Gotchas and Edge Cases

  • JetStream not enabled by default. Always pass --jetstream or set jetstream: {} in config. Without it, nats stream add fails silently on some clients.
  • Replicas require an odd number of nodes. A 2-node JetStream cluster cannot elect a meta-leader after one failure — always use 3 or more.
  • Interest retention with no consumers deletes messages immediately. Create the consumer before publishing if using interest retention.
  • Pull consumers need explicit acks. If your code crashes before acking, max_deliver redeliveries kick in. Set this to a finite value and monitor the advisory subject.
  • Subject permissions in JWT auth are additive per account. A user in account A cannot publish to account B subjects unless explicit imports/exports are configured with nsc.
  • Monitoring port 8222 is unauthenticated by default.

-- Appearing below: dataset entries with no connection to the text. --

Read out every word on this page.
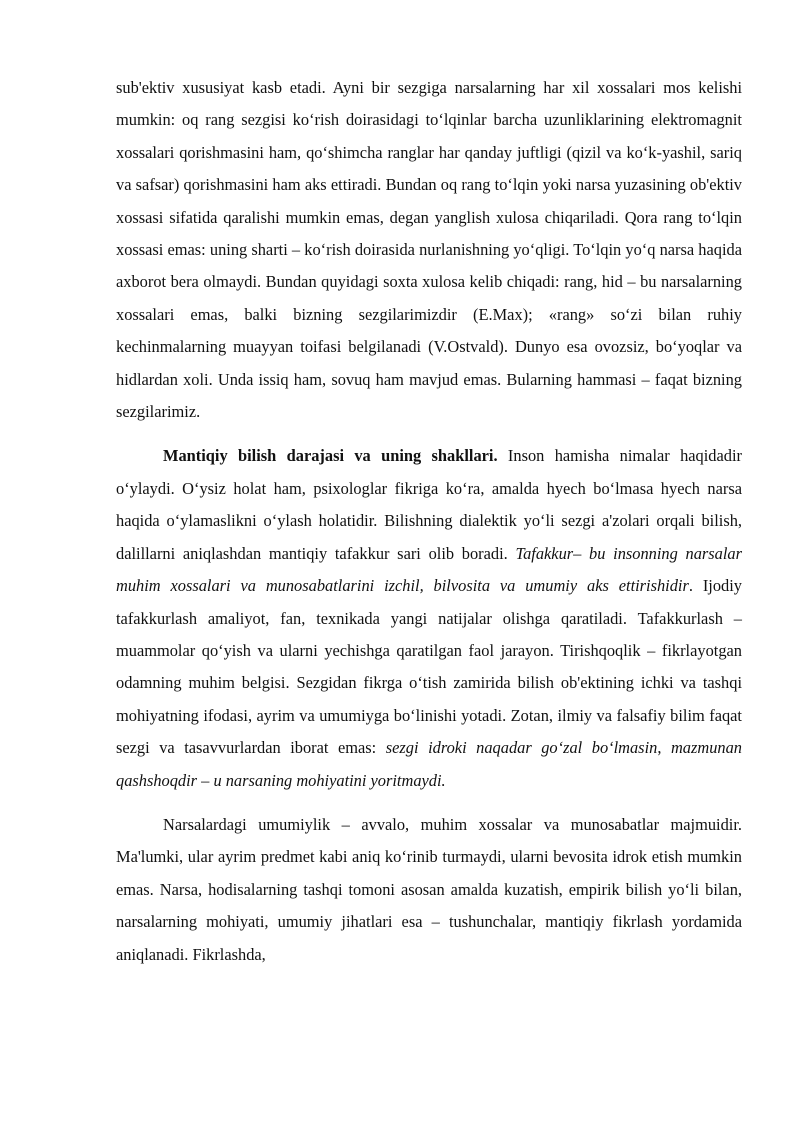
sub'ektiv xususiyat kasb etadi. Ayni bir sezgiga narsalarning har xil xossalari mos kelishi mumkin: oq rang sezgisi ko‘rish doirasidagi to‘lqinlar barcha uzunliklarining elektromagnit xossalari qorishmasini ham, qo‘shimcha ranglar har qanday juftligi (qizil va ko‘k-yashil, sariq va safsar) qorishmasini ham aks ettiradi. Bundan oq rang to‘lqin yoki narsa yuzasining ob'ektiv xossasi sifatida qaralishi mumkin emas, degan yanglish xulosa chiqariladi. Qora rang to‘lqin xossasi emas: uning sharti – ko‘rish doirasida nurlanishning yo‘qligi. To‘lqin yo‘q narsa haqida axborot bera olmaydi. Bundan quyidagi soxta xulosa kelib chiqadi: rang, hid – bu narsalarning xossalari emas, balki bizning sezgilarimizdir (E.Max); «rang» so‘zi bilan ruhiy kechinmalarning muayyan toifasi belgilanadi (V.Ostvald). Dunyo esa ovozsiz, bo‘yoqlar va hidlardan xoli. Unda issiq ham, sovuq ham mavjud emas. Bularning hammasi – faqat bizning sezgilarimiz.

Mantiqiy bilish darajasi va uning shakllari. Inson hamisha nimalar haqidadir o‘ylaydi. O‘ysiz holat ham, psixologlar fikriga ko‘ra, amalda hyech bo‘lmasa hyech narsa haqida o‘ylamaslikni o‘ylash holatidir. Bilishning dialektik yo‘li sezgi a'zolari orqali bilish, dalillarni aniqlashdan mantiqiy tafakkur sari olib boradi. Tafakkur– bu insonning narsalar muhim xossalari va munosabatlarini izchil, bilvosita va umumiy aks ettirishidir. Ijodiy tafakkurlash amaliyot, fan, texnikada yangi natijalar olishga qaratiladi. Tafakkurlash – muammolar qo‘yish va ularni yechishga qaratilgan faol jarayon. Tirishqoqlik – fikrlayotgan odamning muhim belgisi. Sezgidan fikrga o‘tish zamirida bilish ob'ektining ichki va tashqi mohiyatning ifodasi, ayrim va umumiyga bo‘linishi yotadi. Zotan, ilmiy va falsafiy bilim faqat sezgi va tasavvurlardan iborat emas: sezgi idroki naqadar go‘zal bo‘lmasin, mazmunan qashshoqdir – u narsaning mohiyatini yoritmaydi.

Narsalardagi umumiylik – avvalo, muhim xossalar va munosabatlar majmuidir. Ma'lumki, ular ayrim predmet kabi aniq ko‘rinib turmaydi, ularni bevosita idrok etish mumkin emas. Narsa, hodisalarning tashqi tomoni asosan amalda kuzatish, empirik bilish yo‘li bilan, narsalarning mohiyati, umumiy jihatlari esa – tushunchalar, mantiqiy fikrlash yordamida aniqlanadi. Fikrlashda,
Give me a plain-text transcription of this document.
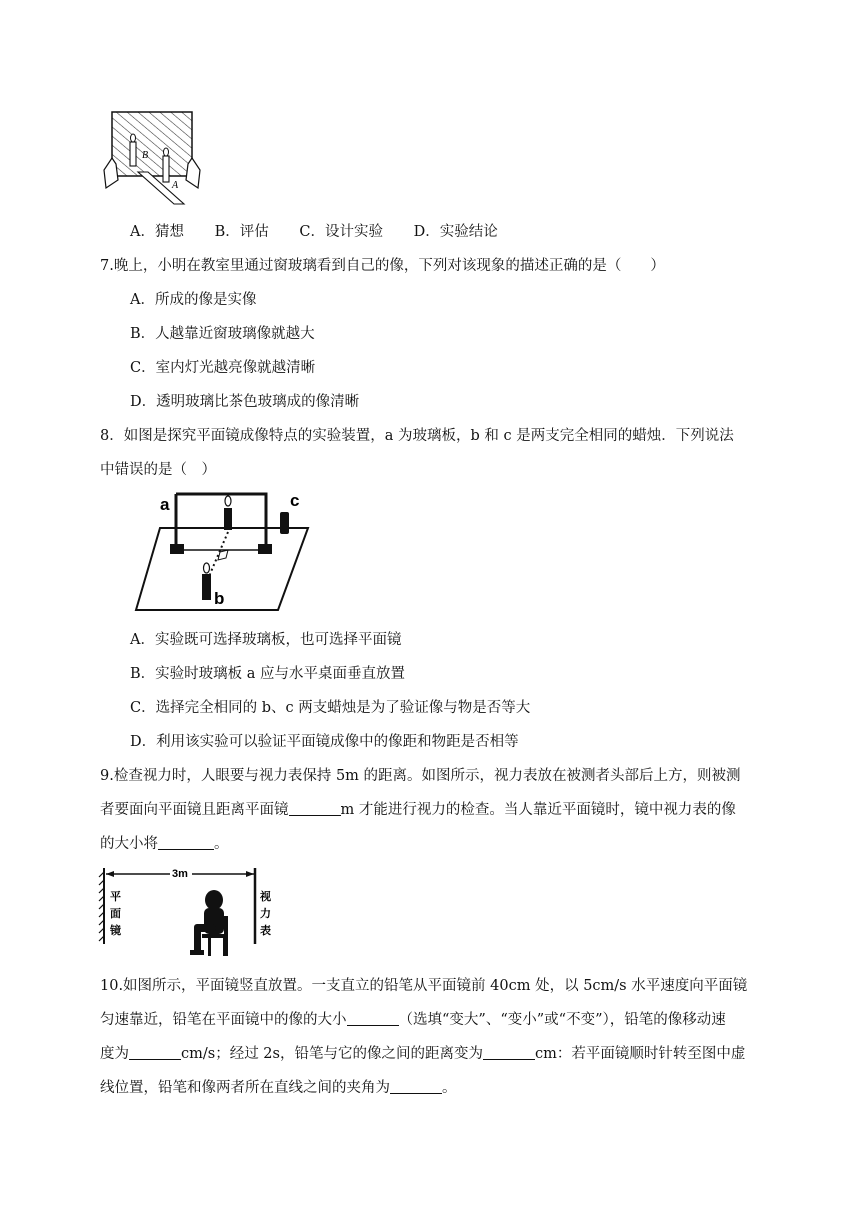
B
A
A．猜想 B．评估 C．设计实验 D．实验结论
7.晚上，小明在教室里通过窗玻璃看到自己的像，下列对该现象的描述正确的是（　　）
A．所成的像是实像
B．人越靠近窗玻璃像就越大
C．室内灯光越亮像就越清晰
D．透明玻璃比茶色玻璃成的像清晰
8．如图是探究平面镜成像特点的实验装置，a 为玻璃板，b 和 c 是两支完全相同的蜡烛．下列说法
中错误的是（　）
a
b
c
A．实验既可选择玻璃板，也可选择平面镜
B．实验时玻璃板 a 应与水平桌面垂直放置
C．选择完全相同的 b、c 两支蜡烛是为了验证像与物是否等大
D．利用该实验可以验证平面镜成像中的像距和物距是否相等
9.检查视力时，人眼要与视力表保持 5m 的距离。如图所示，视力表放在被测者头部后上方，则被测
者要面向平面镜且距离平面镜	m 才能进行视力的检查。当人靠近平面镜时，镜中视力表的像
的大小将	。
3m
平
面
镜
视
力
表
10.如图所示，平面镜竖直放置。一支直立的铅笔从平面镜前 40cm 处，以 5cm/s 水平速度向平面镜
匀速靠近，铅笔在平面镜中的像的大小	（选填“变大”、“变小”或“不变”），铅笔的像移动速
度为	cm/s；经过 2s，铅笔与它的像之间的距离变为	cm：若平面镜顺时针转至图中虚
线位置，铅笔和像两者所在直线之间的夹角为	。
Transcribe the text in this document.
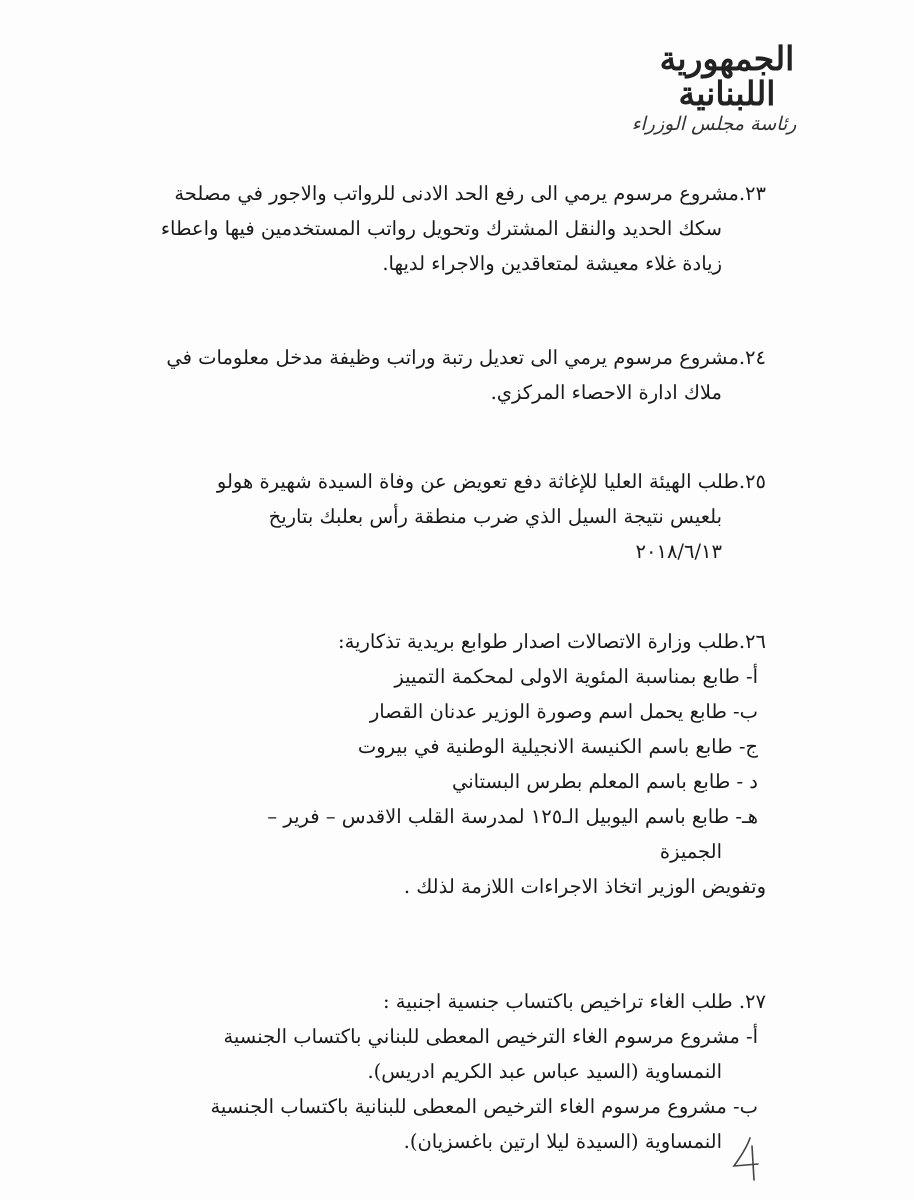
الجمهورية اللبنانية
رئاسة مجلس الوزراء
٢٣.مشروع مرسوم يرمي الى رفع الحد الادنى للرواتب والاجور في مصلحة
سكك الحديد والنقل المشترك وتحويل رواتب المستخدمين فيها واعطاء
زيادة غلاء معيشة لمتعاقدين والاجراء لديها.
٢٤.مشروع مرسوم يرمي الى تعديل رتبة وراتب وظيفة مدخل معلومات في
ملاك ادارة الاحصاء المركزي.
٢٥.طلب الهيئة العليا للإغاثة دفع تعويض عن وفاة السيدة شهيرة هولو
بلعيس نتيجة السيل الذي ضرب منطقة رأس بعلبك بتاريخ
٢٠١٨/٦/١٣
٢٦.طلب وزارة الاتصالات اصدار طوابع بريدية تذكارية:
أ- طابع بمناسبة المئوية الاولى لمحكمة التمييز
ب- طابع يحمل اسم وصورة الوزير عدنان القصار
ج- طابع باسم الكنيسة الانجيلية الوطنية في بيروت
د - طابع باسم المعلم بطرس البستاني
هـ- طابع باسم اليوبيل الـ١٢٥ لمدرسة القلب الاقدس – فرير –
الجميزة
وتفويض الوزير اتخاذ الاجراءات اللازمة لذلك .
٢٧. طلب الغاء تراخيص باكتساب جنسية اجنبية :
أ- مشروع مرسوم الغاء الترخيص المعطى للبناني باكتساب الجنسية
النمساوية (السيد عباس عبد الكريم ادريس).
ب- مشروع مرسوم الغاء الترخيص المعطى للبنانية باكتساب الجنسية
النمساوية (السيدة ليلا ارتين باغسزيان).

Firewall it or use http_username/http_password in config.

Summary

  • Core NATS = at-most-once pub/sub, request/reply, queue groups — zero config, sub-ms latency.
  • JetStream adds persistence, at-least-once/exactly-once delivery, consumers, KV, and Object Store.
  • Use pull consumers for worker queues that need backpressure; push consumers for event fans.
  • 3-node clusters are the minimum for JetStream HA; leaf nodes extend to the edge cheaply.
  • nsc + JWT auth scales to hundreds of accounts with fine-grained subject permissions.
  • Monitor via the /varz HTTP endpoint, nats-surveyor, and Grafana.